Friday, October 28, 2005

Quick takeaways from the indictment and presser

1. Given Scooter's bald-faced and readily falsifiable tissue of lies, it is clear that these morons really must have thought that the Department of Justice would never go after -- much less secure -- testimony from reporters. Two potential explanations (not mutually exclusive) present themselves: (a) early in the investigation, when Scooter & Co. first confected the I-just-heard-this-as-gossip-from-reporters web of whoppers, the malefactors thought the fix was in because Ashcroft was running the show (and bear in mind that no Justice official had begun utilizing a grand jury); (b) there is a certain folklore around DC that prosecutors just won't go after testimony from reporters (whether out of principle or the feeling that it's not worth the fight and bother).
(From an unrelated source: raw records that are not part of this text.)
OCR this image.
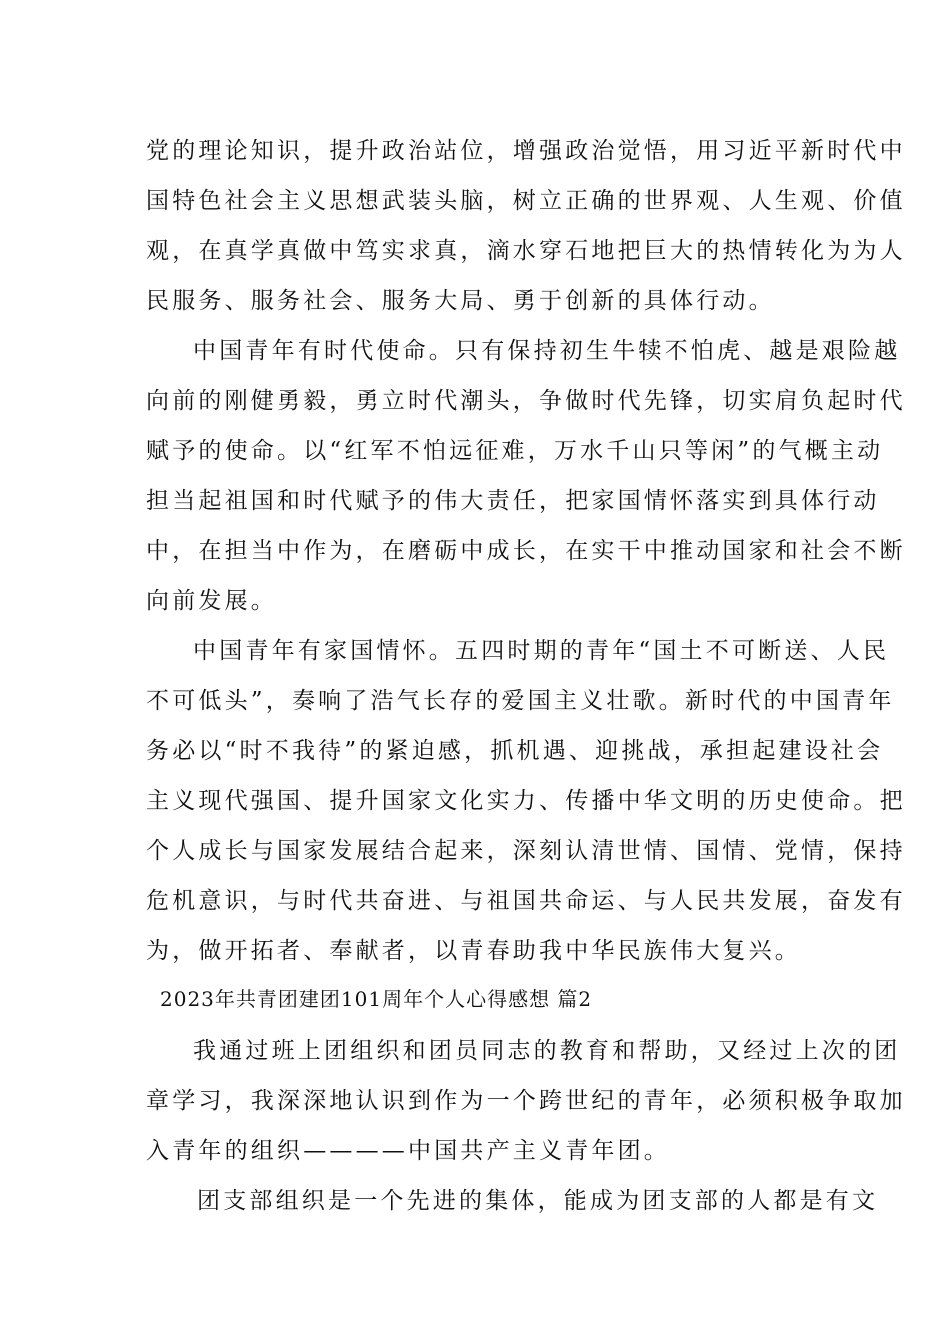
党的理论知识，提升政治站位，增强政治觉悟，用习近平新时代中
国特色社会主义思想武装头脑，树立正确的世界观、人生观、价值
观，在真学真做中笃实求真，滴水穿石地把巨大的热情转化为为人
民服务、服务社会、服务大局、勇于创新的具体行动。
中国青年有时代使命。只有保持初生牛犊不怕虎、越是艰险越
向前的刚健勇毅，勇立时代潮头，争做时代先锋，切实肩负起时代
赋予的使命。以“红军不怕远征难，万水千山只等闲”的气概主动
担当起祖国和时代赋予的伟大责任，把家国情怀落实到具体行动
中，在担当中作为，在磨砺中成长，在实干中推动国家和社会不断
向前发展。
中国青年有家国情怀。五四时期的青年“国土不可断送、人民
不可低头”，奏响了浩气长存的爱国主义壮歌。新时代的中国青年
务必以“时不我待”的紧迫感，抓机遇、迎挑战，承担起建设社会
主义现代强国、提升国家文化实力、传播中华文明的历史使命。把
个人成长与国家发展结合起来，深刻认清世情、国情、党情，保持
危机意识，与时代共奋进、与祖国共命运、与人民共发展，奋发有
为，做开拓者、奉献者，以青春助我中华民族伟大复兴。
2023年共青团建团101周年个人心得感想 篇2
我通过班上团组织和团员同志的教育和帮助，又经过上次的团
章学习，我深深地认识到作为一个跨世纪的青年，必须积极争取加
入青年的组织————中国共产主义青年团。
团支部组织是一个先进的集体，能成为团支部的人都是有文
Let's remember, shall we, Bush's little Freudian slip of October 7, 2003: "I have no idea whether we'll find out who the leaker is, partially because, in all due respect to your profession, you do a very good job of protecting the leakers." Very, very foolish gamble, dipshits.

2. "Official A" is, of course, Rove. We'll be hearing more about him before too long. My first instinct on the unnamed "Undersecretary of State" is Marc Grossman. But outside odds make it John Bolton. That would be delicious. "Goo-goo-goo-fucking-joob" indeed. But let's not get too greedy too soon.

3. Fitz is not done. He's probably not even done with Scooter. Scooter's love-letter to Judy deserves its very own count in a superseding indictment.

4. Any efforts to crank up the noise machine to go after Fitz will backfire, horribly. He's very, very good. And he's just doing his job. Very well.